What seems to be important

In our discussions over the last weeks, four issues have crystallized as dominant. Firstly, context is important for content moderation.  Although the Internet has brought us very close to each other, there are still cultural differences that make a uniform, one size fit all solution unfeasible. Hence, we need context specific regulation that equally respects and upholds the rights, rules and regulation of the said community. Secondly, most users aren't aware of how content is recommended or regulated. Hence, platforms must make their decision making transparent and also be clear in communicating policies and regulations to the users in a more lucid and accessible manner. Thirdly, multi stakeholder engagement is an important path to create shared responsibilities. Within the IGF, a Dynamic Coalition should be established to foster this exchange and include civil society and academia in the discussion. Finally, digital literacy initiatives are needed to enable digital citizens to participate in the digital sphere and voice arising concerns over regulation. It is only through addressing the problem of digital literacy that we can avoid building castles in the air to solve problems related to content, media and the bigger picture of citizenship in an online environment. Allowing the everyday user to develop skills necessary for life in the new normal, is empowering them to be able to participate in multi-stakeholder discussions. 

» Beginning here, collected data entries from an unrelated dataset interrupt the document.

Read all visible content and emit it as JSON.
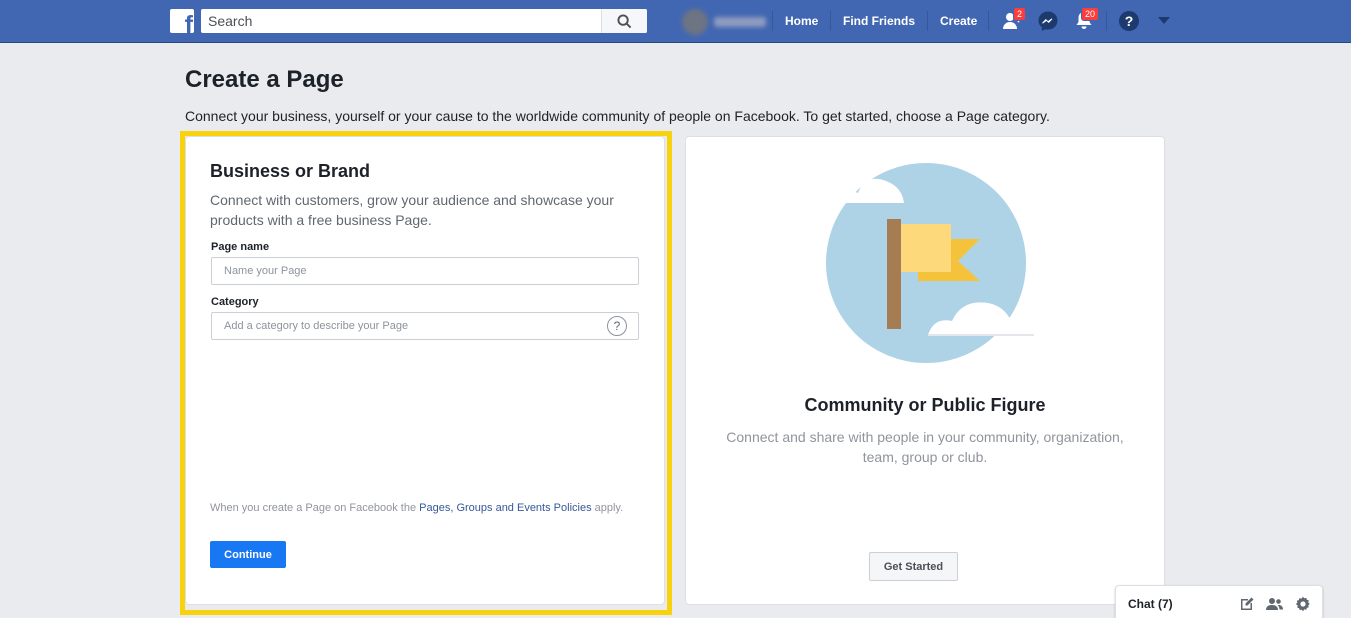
{
  "header": {
    "logo": "f",
    "search_placeholder": "Search",
    "nav": {
      "home": "Home",
      "find_friends": "Find Friends",
      "create": "Create"
    },
    "friend_requests_badge": "2",
    "notifications_badge": "20",
    "bar_color": "#4267b2"
  },
  "main": {
    "title": "Create a Page",
    "subtitle": "Connect your business, yourself or your cause to the worldwide community of people on Facebook. To get started, choose a Page category."
  },
  "business_card": {
    "title": "Business or Brand",
    "description": "Connect with customers, grow your audience and showcase your products with a free business Page.",
    "page_name_label": "Page name",
    "page_name_placeholder": "Name your Page",
    "category_label": "Category",
    "category_placeholder": "Add a category to describe your Page",
    "category_help": "?",
    "policy_prefix": "When you create a Page on Facebook the ",
    "policy_link": "Pages, Groups and Events Policies",
    "policy_suffix": " apply.",
    "continue_label": "Continue",
    "highlight_color": "#f8d30d"
  },
  "community_card": {
    "title": "Community or Public Figure",
    "description": "Connect and share with people in your community, organization, team, group or club.",
    "button_label": "Get Started"
  },
  "chat": {
    "label": "Chat (7)"
  }
}
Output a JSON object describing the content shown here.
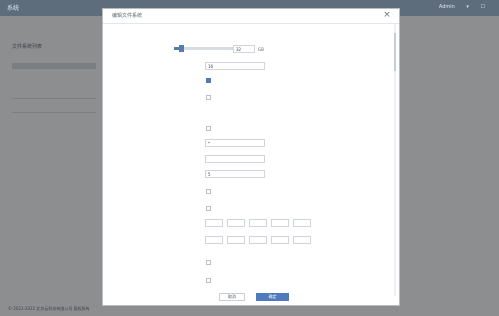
{
  "topbar": {
    "left": "系统",
    "right_items": [
      "Admin",
      "▾",
      "☐"
    ]
  },
  "page": {
    "section_title": "文件系统列表",
    "section_tab": "",
    "table_header": "",
    "footer": "© 2021-2022 北京云科技有限公司 版权所有"
  },
  "modal": {
    "title": "编辑文件系统",
    "subtitle": "",
    "fields": {
      "size": {
        "label": "",
        "value": "32",
        "unit": "GB"
      },
      "id_input_label": "",
      "id_input_value": "16",
      "checkbox_1_label": "",
      "checkbox_2_label": "",
      "section_left": "",
      "check_3_label": "",
      "readwrite_label": "",
      "readwrite_value": "*",
      "rw_hint": "",
      "rdonly_label": "",
      "rdonly_value": "",
      "rdonly_hint": "",
      "users_label": "",
      "users_value": "5",
      "users_hint": "",
      "check_4_label": "",
      "check_5_label": "",
      "time1_label": "",
      "time2_label": "",
      "time_hint": "",
      "check_6_label": "",
      "check_7_label": ""
    },
    "buttons": {
      "cancel": "取消",
      "save": "确定"
    }
  }
}
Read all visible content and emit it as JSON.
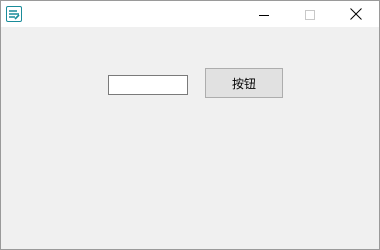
{
  "window": {
    "title": "",
    "app_icon": "app-icon",
    "controls": {
      "minimize_icon": "minimize-icon",
      "maximize_icon": "maximize-icon",
      "close_icon": "close-icon"
    }
  },
  "form": {
    "text_input_value": "",
    "button_label": "按钮"
  },
  "colors": {
    "client_background": "#f0f0f0",
    "titlebar_background": "#ffffff",
    "button_background": "#e1e1e1",
    "button_border": "#adadad",
    "icon_accent": "#1a8c9a"
  }
}
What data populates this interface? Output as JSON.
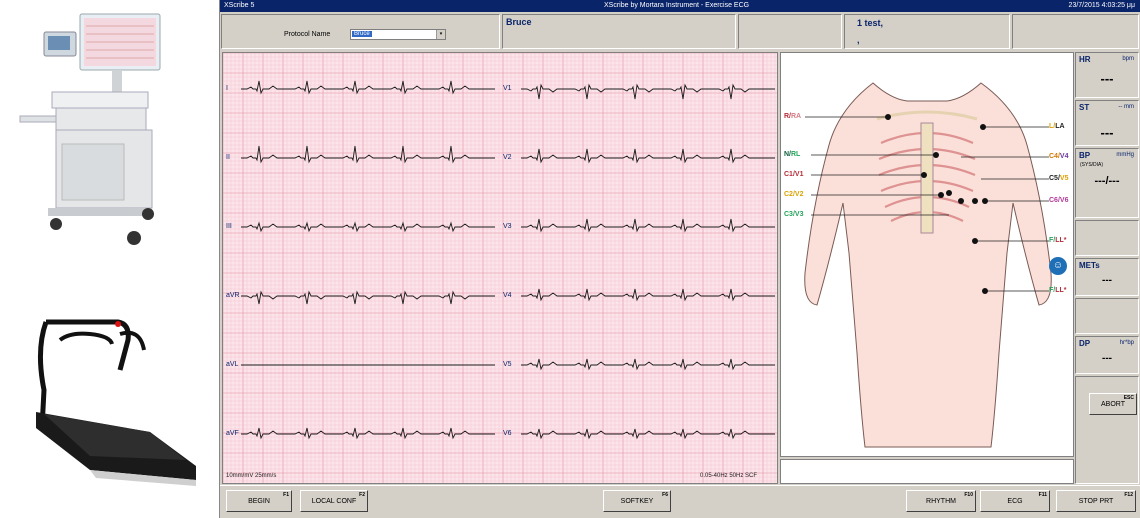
{
  "window": {
    "app_title": "XScribe 5",
    "center_title": "XScribe by Mortara Instrument - Exercise ECG",
    "datetime": "23/7/2015 4:03:25 μμ"
  },
  "header": {
    "protocol_label": "Protocol Name",
    "protocol_value": "Bruce",
    "protocol_display": "Bruce",
    "patient_line1": "1  test,",
    "patient_line2": ","
  },
  "ecg": {
    "leads_left": [
      "I",
      "II",
      "III",
      "aVR",
      "aVL",
      "aVF"
    ],
    "leads_right": [
      "V1",
      "V2",
      "V3",
      "V4",
      "V5",
      "V6"
    ],
    "footer_left": "10mm/mV  25mm/s",
    "footer_right": "0.05-40Hz  50Hz  SCF"
  },
  "electrodes": {
    "left_side": [
      {
        "a": "R/",
        "b": "RA",
        "color_a": "#b52d3a",
        "color_b": "#d87a86"
      },
      {
        "a": "N/",
        "b": "RL",
        "color_a": "#0f5e3c",
        "color_b": "#25a35b"
      },
      {
        "a": "C1/",
        "b": "V1",
        "color_a": "#b52d3a",
        "color_b": "#b52d3a"
      },
      {
        "a": "C2/",
        "b": "V2",
        "color_a": "#d9a400",
        "color_b": "#d9a400"
      },
      {
        "a": "C3/",
        "b": "V3",
        "color_a": "#25a35b",
        "color_b": "#25a35b"
      }
    ],
    "right_side": [
      {
        "a": "L/",
        "b": "LA",
        "color_a": "#e0a000",
        "color_b": "#222222"
      },
      {
        "a": "C4/",
        "b": "V4",
        "color_a": "#d27a00",
        "color_b": "#6b3aa0"
      },
      {
        "a": "C5/",
        "b": "V5",
        "color_a": "#222222",
        "color_b": "#e0a000"
      },
      {
        "a": "C6/",
        "b": "V6",
        "color_a": "#b23a9a",
        "color_b": "#b23a9a"
      },
      {
        "a": "F/",
        "b": "LL*",
        "color_a": "#25a35b",
        "color_b": "#b52d3a"
      },
      {
        "a": "F/",
        "b": "LL*",
        "color_a": "#25a35b",
        "color_b": "#b52d3a"
      }
    ]
  },
  "vitals": {
    "hr": {
      "label": "HR",
      "unit": "bpm",
      "value": "---"
    },
    "st": {
      "label": "ST",
      "unit": "--  mm",
      "value": "---"
    },
    "bp": {
      "label": "BP",
      "unit": "mmHg",
      "sub": "(SYS/DIA)",
      "value": "---/---"
    },
    "mets": {
      "label": "METs",
      "value": "---"
    },
    "dp": {
      "label": "DP",
      "unit": "hr*bp",
      "value": "---"
    },
    "abort": {
      "label": "ABORT",
      "key": "ESC"
    }
  },
  "buttons": {
    "begin": {
      "label": "BEGIN",
      "key": "F1"
    },
    "local_conf": {
      "label": "LOCAL CONF",
      "key": "F2"
    },
    "softkey": {
      "label": "SOFTKEY",
      "key": "F6"
    },
    "rhythm": {
      "label": "RHYTHM",
      "key": "F10"
    },
    "ecg": {
      "label": "ECG",
      "key": "F11"
    },
    "stop_prt": {
      "label": "STOP PRT",
      "key": "F12"
    }
  },
  "colors": {
    "title_bar": "#0a246a",
    "ecg_grid_bg": "#fbe4ea",
    "ecg_grid_line": "#f2b7c4",
    "ecg_trace": "#1a1a1a",
    "window_bg": "#d4d0c8"
  }
}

A survey within the roundtable attendees exhibited a disfavor of regulation by state or platforms. In this context, we would like to highlight the importance of “digital citizenship”. Digital citizenship involves more than just being able to adeptly navigate an online or virtual environment, but that in the process of working towards equity and change, such citizenship would encourage one “to confront complex ideas about the enactment of identities and dialogue online” together. This form of participatory digital citizenship requires a solid foundation in digital literacy—critical digital literacy—where individuals utilise their abilities to “civically participate” in the online world. The inculcation of a sense of digital citizenship will encourage youths to think of future ways in which they can ethically engage in to build a more equitable world online and offline.